The last option provided to Regional Council was to launch a comprehensive education campaign that would continue to recommend face coverings when physical distancing is not possible. This option was said to “preserve the autonomy of local area municipalities to make their own determination” around the issue.
“This is such a polarizing item, that if the numbers are going down I think it’s not something we should act on,” Niagara Falls Councillor Bob Gale told Council. “But education, I’m fully in support of.” Gale was also frustrated that councillors only had a very brief time to review the documents prepared by staff. His Council colleague from Niagara-on-the-Lake, Gary Zalepa shared Gale’s frustration with the last minute delivery of information. “This needs to go to committee first for more study,” said Zalepa. “I need to have more than the two hours I have had this report in my hands.”
Welland Regional Councillor Leanna Villella called the bylaw a “paper tiger”. “Do we have the resources or the actual ability to enforce or police any proposed bylaw? Clearly not.”
Villella continued with strong comments against a mandatory mask bylaw.

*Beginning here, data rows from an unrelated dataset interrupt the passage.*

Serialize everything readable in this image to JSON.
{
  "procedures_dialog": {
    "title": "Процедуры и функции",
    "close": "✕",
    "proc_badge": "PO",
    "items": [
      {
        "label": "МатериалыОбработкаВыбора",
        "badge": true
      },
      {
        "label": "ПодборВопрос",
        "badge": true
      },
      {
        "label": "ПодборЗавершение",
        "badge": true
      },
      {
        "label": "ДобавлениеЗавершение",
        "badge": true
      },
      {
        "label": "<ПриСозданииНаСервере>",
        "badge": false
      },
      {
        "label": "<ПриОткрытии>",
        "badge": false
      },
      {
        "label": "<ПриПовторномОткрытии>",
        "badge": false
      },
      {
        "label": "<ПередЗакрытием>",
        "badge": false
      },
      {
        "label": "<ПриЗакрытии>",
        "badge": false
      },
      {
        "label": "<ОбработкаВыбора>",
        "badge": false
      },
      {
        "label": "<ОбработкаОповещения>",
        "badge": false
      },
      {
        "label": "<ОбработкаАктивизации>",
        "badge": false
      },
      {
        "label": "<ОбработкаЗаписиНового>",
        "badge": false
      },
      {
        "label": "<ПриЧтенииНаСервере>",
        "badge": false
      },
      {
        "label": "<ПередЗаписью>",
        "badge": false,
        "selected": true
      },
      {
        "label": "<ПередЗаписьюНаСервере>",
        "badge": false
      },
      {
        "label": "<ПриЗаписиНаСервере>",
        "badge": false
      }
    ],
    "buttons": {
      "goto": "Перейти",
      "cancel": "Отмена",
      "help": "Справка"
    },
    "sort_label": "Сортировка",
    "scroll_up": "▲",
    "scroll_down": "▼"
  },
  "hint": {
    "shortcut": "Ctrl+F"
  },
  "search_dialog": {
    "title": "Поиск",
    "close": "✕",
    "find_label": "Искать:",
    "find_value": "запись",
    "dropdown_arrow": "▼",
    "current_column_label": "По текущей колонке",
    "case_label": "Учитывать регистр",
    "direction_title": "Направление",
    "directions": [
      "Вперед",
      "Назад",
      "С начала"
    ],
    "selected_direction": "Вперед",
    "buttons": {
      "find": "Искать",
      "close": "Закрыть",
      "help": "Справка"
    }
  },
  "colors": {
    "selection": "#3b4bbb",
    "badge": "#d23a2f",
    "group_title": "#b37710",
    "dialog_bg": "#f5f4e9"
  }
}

“What use would an unenforceable mandated bylaw serve, other than to create more fear, anxiety and stress…and may I add divide – that I have seen more over the last few weeks than I care to see.”
The only medically trained professional on council, Lincoln Mayor Sandra Easton who is a registered nurse, said there will be people that will be non-compliant no matter what council does. “I believe with an education program they will continue to be in the minority, but …. I can’t support the mandatory nature of this.”
Later in the meeting, Sendzik, who has been a major proponent of implementing a mandatory mask regime, spoke as if the bylaw had already been approved and sought to bypass future Regional Council discussions.
“Is it allowable to delegate to the CAO and Chair, amendments to this bylaw that would enhance the bylaw without having to come back to Council for approval?”
Ann Marie Norio, the Niagara Region’s clerk, shot down Sendzik’s proposal. “No, a by-law needs to be passed by Council. So it would not be appropriate for anyone else to make changes to the bylaw,” responded Norio.
Sendzik called Norio’s response “concerning”.
While the mandatory mask issue is put off until July 23, Regional Council provided immediate direction to staff to proceed with their proposed education campaign outlined in the report. The exact cost of the marketing campaign was not revealed.